Het voorstel is om de beleidswaarde op 4 punten te verbeteren: 

  1. de disconteringsvoet
    De disconteringsvoet van de beleidswaarde wordt losgekoppeld van de marktwaarde en er wordt sectorale methodologie geïntroduceerd voor de disconteringsvoet in de beleidswaarde. Deze disconteringsvoet wordt bepaald op sectorniveau, gebaseerd op data uit geverifieerde bronnen met duidelijke afspraken over de methodiek. Daardoor valt deze iets lager uit dan de huidige disconteringsvoet, en neemt de beleidswaarde toe. Er is gekozen voor één disconteringsvoet op sectorniveau omdat regionale woningmarktverschillen in veel mindere mate van invloed zijn op het risicoprofiel van corporaties. Hierdoor kan de disconteringsvoet op een eenduidige, objectieve en voorspelbare manier worden vastgesteld. En ontstaat er een vrij stabiele en veel minder volatiele discontovoet die passend is bij het risicoprofiel van de sector. Dit maakt de investeringscapaciteit (op basis van de beleidswaarde) veel voorspelbaarder. 
     
  2. de onderhoudsbegroting
    De onderhoudskosten worden nu verdeeld over de jaren (de onderhoudsnorm), maar straks ingerekend in het jaar waarin het specifieke onderhoud begroot is. De onderhoudsbegroting wordt nu al gebruikt om de onderhoudsnorm te bepalen. Met deze aanpassing wordt de bepaling makkelijker en wordt er beter rekening gehouden met de fasering in de tijd van het onderhoud. Voor nieuwbouwwoningen zal het onderhoud minder zwaar meetellen, omdat de eerste 10-20 jaar nog weinig onderhoud te verwachten is. Voor woningen die op korte termijn groot onderhoud nodig hebben, zal het zwaarder meetellen.
     
  3. de levensduur
    In de huidige methodiek wordt gewerkt met een fictieve eindwaarde na 15 jaar, die gebaseerd is op een eeuwigdurende exploitatie. De knip na 15 jaar voegt voor de beleidswaarde niets toe, terwijl het de beleidswaarde wel veel minder inzichtelijk en begrijpelijk maakt.
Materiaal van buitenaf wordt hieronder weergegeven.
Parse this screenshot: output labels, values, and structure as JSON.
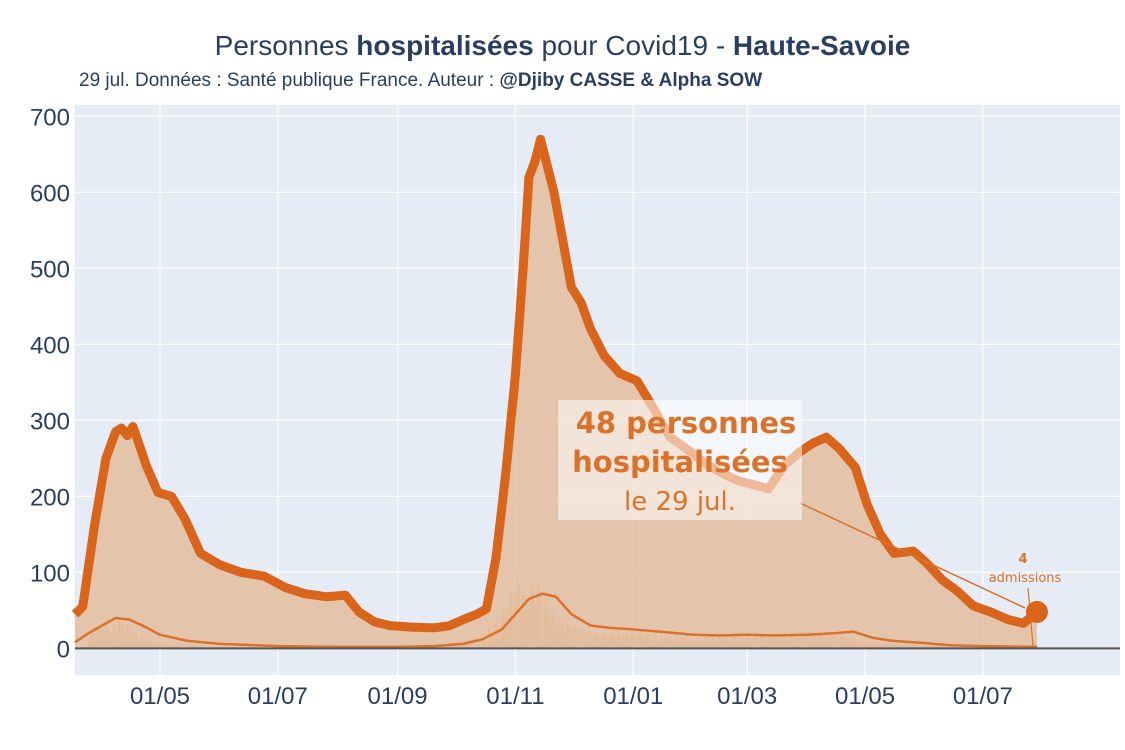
{
  "header": {
    "title_prefix": "Personnes ",
    "title_bold": "hospitalisées",
    "title_mid": " pour Covid19 - ",
    "title_region": "Haute-Savoie",
    "subtitle_text": "29 jul. Données : Santé publique France. Auteur : ",
    "subtitle_author": "@Djiby CASSE & Alpha SOW"
  },
  "annotation": {
    "line1": "48 personnes",
    "line2": "hospitalisées",
    "line3": "le 29 jul."
  },
  "admissions_annotation": {
    "value": "4",
    "label": "admissions"
  },
  "colors": {
    "main_line": "#d9651c",
    "fill": "#e4bd9c",
    "secondary_line": "#d9722a",
    "bars": "#e3a27a",
    "plot_bg": "#e5ecf6",
    "grid": "#ffffff",
    "text": "#2a3f5f"
  },
  "chart_data": {
    "type": "area",
    "x_axis": {
      "type": "date",
      "range": [
        "2020-03-18",
        "2021-09-10"
      ],
      "tick_values": [
        "2020-05-01",
        "2020-07-01",
        "2020-09-01",
        "2020-11-01",
        "2021-01-01",
        "2021-03-01",
        "2021-05-01",
        "2021-07-01"
      ],
      "tick_labels": [
        "01/05",
        "01/07",
        "01/09",
        "01/11",
        "01/01",
        "01/03",
        "01/05",
        "01/07"
      ]
    },
    "y_axis": {
      "range": [
        -35,
        715
      ],
      "tick_values": [
        0,
        100,
        200,
        300,
        400,
        500,
        600,
        700
      ],
      "tick_labels": [
        "0",
        "100",
        "200",
        "300",
        "400",
        "500",
        "600",
        "700"
      ],
      "grid": true
    },
    "legend": "none",
    "series": [
      {
        "kind": "hospitalised",
        "x": [
          "2020-03-18",
          "2020-03-22",
          "2020-03-28",
          "2020-04-03",
          "2020-04-08",
          "2020-04-11",
          "2020-04-14",
          "2020-04-17",
          "2020-04-20",
          "2020-04-24",
          "2020-04-30",
          "2020-05-07",
          "2020-05-14",
          "2020-05-22",
          "2020-06-01",
          "2020-06-12",
          "2020-06-24",
          "2020-07-05",
          "2020-07-15",
          "2020-07-26",
          "2020-08-05",
          "2020-08-12",
          "2020-08-20",
          "2020-08-28",
          "2020-09-08",
          "2020-09-20",
          "2020-09-28",
          "2020-10-05",
          "2020-10-12",
          "2020-10-17",
          "2020-10-22",
          "2020-10-27",
          "2020-11-01",
          "2020-11-05",
          "2020-11-08",
          "2020-11-11",
          "2020-11-14",
          "2020-11-17",
          "2020-11-21",
          "2020-11-26",
          "2020-11-30",
          "2020-12-05",
          "2020-12-10",
          "2020-12-17",
          "2020-12-25",
          "2021-01-03",
          "2021-01-11",
          "2021-01-20",
          "2021-01-30",
          "2021-02-08",
          "2021-02-18",
          "2021-02-25",
          "2021-03-05",
          "2021-03-12",
          "2021-03-20",
          "2021-03-28",
          "2021-04-04",
          "2021-04-11",
          "2021-04-18",
          "2021-04-26",
          "2021-05-02",
          "2021-05-09",
          "2021-05-16",
          "2021-05-26",
          "2021-06-02",
          "2021-06-10",
          "2021-06-18",
          "2021-06-26",
          "2021-07-05",
          "2021-07-14",
          "2021-07-22",
          "2021-07-29"
        ],
        "y": [
          45,
          55,
          160,
          250,
          285,
          290,
          280,
          292,
          270,
          240,
          205,
          200,
          170,
          125,
          110,
          100,
          95,
          80,
          72,
          68,
          70,
          48,
          35,
          30,
          28,
          27,
          30,
          38,
          45,
          52,
          120,
          230,
          360,
          500,
          620,
          640,
          670,
          640,
          600,
          530,
          475,
          455,
          420,
          385,
          362,
          352,
          318,
          278,
          260,
          242,
          228,
          220,
          215,
          210,
          240,
          258,
          270,
          278,
          262,
          238,
          190,
          150,
          125,
          128,
          112,
          90,
          75,
          56,
          48,
          38,
          33,
          48
        ]
      },
      {
        "kind": "secondary",
        "x": [
          "2020-03-18",
          "2020-03-25",
          "2020-04-01",
          "2020-04-08",
          "2020-04-15",
          "2020-04-22",
          "2020-05-01",
          "2020-05-15",
          "2020-06-01",
          "2020-07-01",
          "2020-08-01",
          "2020-09-01",
          "2020-09-20",
          "2020-10-05",
          "2020-10-15",
          "2020-10-25",
          "2020-11-01",
          "2020-11-08",
          "2020-11-15",
          "2020-11-22",
          "2020-11-30",
          "2020-12-10",
          "2020-12-20",
          "2021-01-01",
          "2021-01-15",
          "2021-02-01",
          "2021-02-15",
          "2021-03-01",
          "2021-03-15",
          "2021-04-01",
          "2021-04-15",
          "2021-04-25",
          "2021-05-05",
          "2021-05-15",
          "2021-06-01",
          "2021-06-15",
          "2021-07-01",
          "2021-07-29"
        ],
        "y": [
          8,
          20,
          30,
          40,
          38,
          30,
          18,
          10,
          6,
          3,
          2,
          2,
          3,
          6,
          12,
          25,
          45,
          65,
          72,
          68,
          45,
          30,
          27,
          25,
          22,
          18,
          17,
          18,
          17,
          18,
          20,
          22,
          14,
          10,
          7,
          4,
          3,
          2
        ]
      },
      {
        "kind": "admissions",
        "x": [
          "2020-03-25",
          "2020-04-01",
          "2020-04-06",
          "2020-04-10",
          "2020-04-14",
          "2020-04-18",
          "2020-04-24",
          "2020-05-01",
          "2020-05-10",
          "2020-06-01",
          "2020-07-01",
          "2020-08-01",
          "2020-09-01",
          "2020-10-01",
          "2020-10-12",
          "2020-10-20",
          "2020-10-26",
          "2020-10-30",
          "2020-11-03",
          "2020-11-06",
          "2020-11-09",
          "2020-11-12",
          "2020-11-15",
          "2020-11-18",
          "2020-11-22",
          "2020-11-26",
          "2020-12-01",
          "2020-12-08",
          "2020-12-15",
          "2021-01-01",
          "2021-01-15",
          "2021-02-01",
          "2021-03-01",
          "2021-04-01",
          "2021-04-15",
          "2021-05-01",
          "2021-06-01",
          "2021-07-01",
          "2021-07-29"
        ],
        "y": [
          20,
          35,
          25,
          40,
          30,
          22,
          15,
          8,
          5,
          3,
          2,
          2,
          3,
          8,
          15,
          30,
          55,
          80,
          95,
          70,
          85,
          90,
          75,
          60,
          45,
          35,
          30,
          25,
          20,
          20,
          18,
          15,
          18,
          22,
          20,
          10,
          5,
          3,
          4
        ]
      }
    ],
    "latest": {
      "date": "2021-07-29",
      "hospitalised": 48,
      "admissions": 4
    }
  }
}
Een oneindige levensduur is ook weinig inzichtelijk. Daarbij is het niet wenselijk om kasstromen in te toekomst nog een weging te geven, ook al zou dat met een lagere disconteringsvoet wel kunnen. Bovendien is het ook niet zinvol om een onderhoudsbegroting voor de eeuwigheid vast te stellen. Daarom is het voorstel om te werken met een vaste levensduur van 60 jaar. Deze levensduur is dan voor alle woningen gelijk en loopt niet af.
     
  4. het inrekenen van verplichte investeringen.
    Een bekend aandachtspunt van de beleidswaarde is de beperkte aandacht voor het inrekenen voor (instandhoudings)investeringen in bestaand bezit. In het voorstel is opgenomen om investeringen die in sterke mate een verplicht karakter hebben, in te rekenen. Hierbij gaat het in eerste instantie om het verbeteren van woningen met een EFG-label en het inrekenen van hybride warmtepompen in de onderhoudsbegroting. 
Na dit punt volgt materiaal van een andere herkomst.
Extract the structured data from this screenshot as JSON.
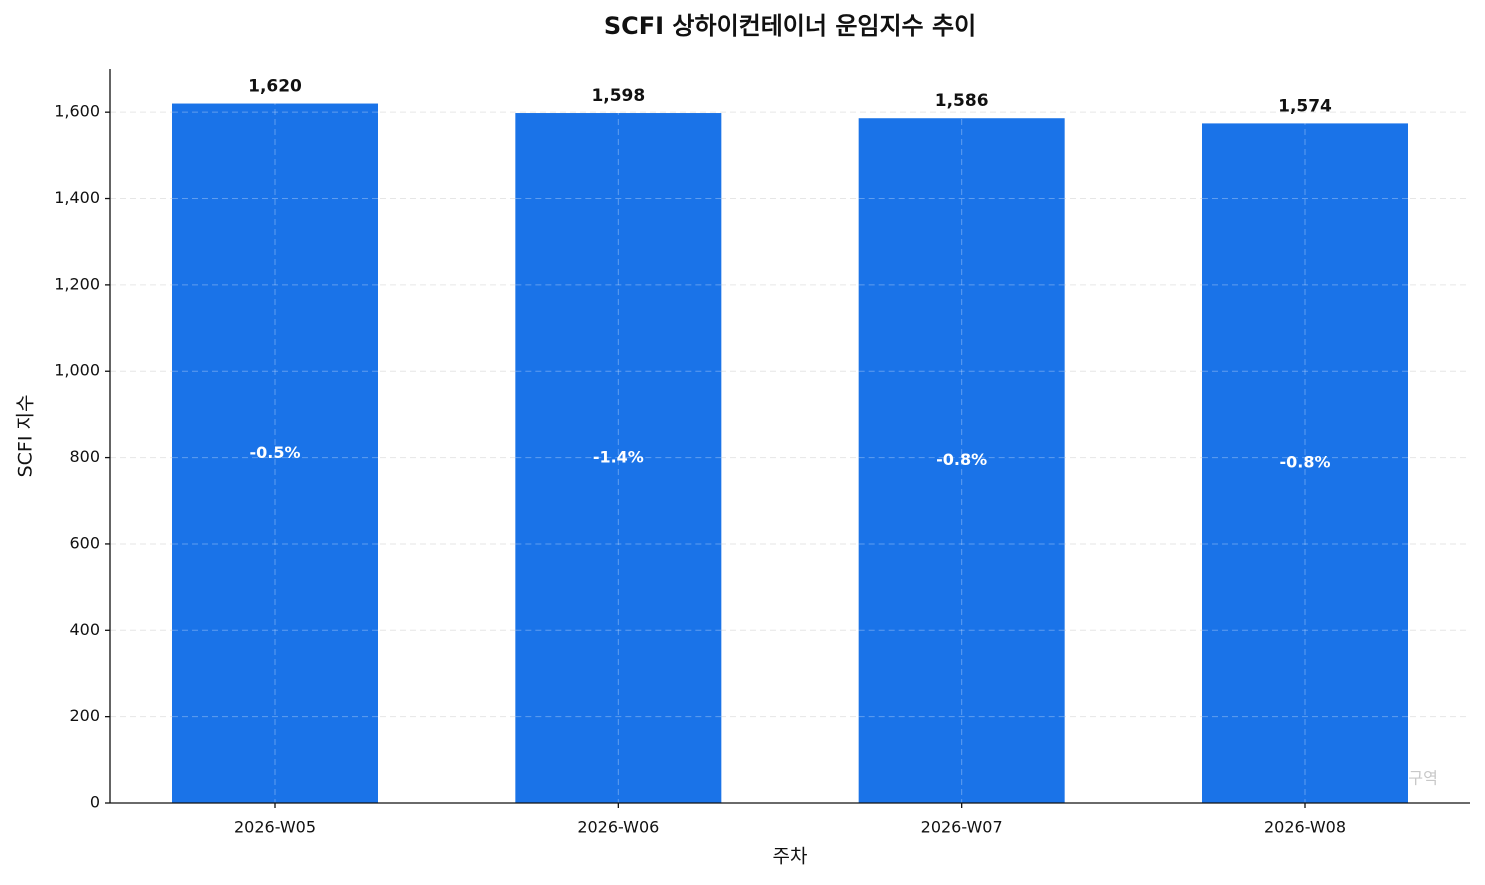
{
  "chart_data": {
    "type": "bar",
    "title": "SCFI 상하이컨테이너 운임지수 추이",
    "x_label": "주차",
    "y_label": "SCFI 지수",
    "categories": [
      "2026-W05",
      "2026-W06",
      "2026-W07",
      "2026-W08"
    ],
    "values": [
      1620,
      1598,
      1586,
      1574
    ],
    "value_labels": [
      "1,620",
      "1,598",
      "1,586",
      "1,574"
    ],
    "change_labels": [
      "-0.5%",
      "-1.4%",
      "-0.8%",
      "-0.8%"
    ],
    "color": "#1a73e8",
    "ylim": [
      0,
      1700
    ],
    "yticks": [
      0,
      200,
      400,
      600,
      800,
      {
        "value": 1000,
        "label": "1,000"
      },
      {
        "value": 1200,
        "label": "1,200"
      },
      {
        "value": 1400,
        "label": "1,400"
      },
      {
        "value": 1600,
        "label": "1,600"
      }
    ],
    "grid": true,
    "watermark": "SE구역"
  }
}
    Uiteraard is dit aanleiding voor herkalibratie van de normen uit het gezamenlijk beoordelingskader van AW en WSW. Dat proces is al opgestart, en zal enige tijd in beslag nemen. Deze aanpassingen treden  per boekjaar 2024 in werking. De investeringsruimte op basis van de beleidswaarde blijft hierdoor grosso modo gelijk, de minister schrijft hierover het volgende: “Omdat Aw en WSW geen aanleiding zien om hun risico-inschattingen aan te passen, is hierbij is niet te verwachten dat de financiële ruimte voor corporaties substantieel anders wordt dan nu. Evengoed als dat door de aanpassing van de beleidswaarde de financiële ruimte niet kan groeien, is het ook niet logisch dat een verbetering van de waarderingsmethodiek leidt tot een verslechtering van de financiële positie.”  Begin 2024 worden de uitkomsten hiervan verwacht. 

Haalbaarheidsonderzoek marktwaarde

Voor de marktwaarde is geconstateerd dat het huidige stelsel met een basis en full waardering op de langere termijn niet houdbaar is. De afgelopen jaren was er al veel discussie over deze waarderingsmethodiek, mede door relatief grote verschillen tussen de uitkomsten. Ook leidt het tot veel discussie met accountants bij de vaststelling van de jaarrekening. Om ook de administratieve lasten te beperken, wordt een haalbaarheidsonderzoek uitgevoerd naar een nieuwe methodiek waarbij zo veel mogelijk de marktwaarde van al het corporatiebezit landelijk en modelmatig kan worden bepaald en gevalideerd, en de corporaties de data aanleveren. WSW coördineert dit onderzoek in nauwe samenwerking met BZK, de AW en Aedes. Het nieuwe systeem gaat in per boekjaar 2025.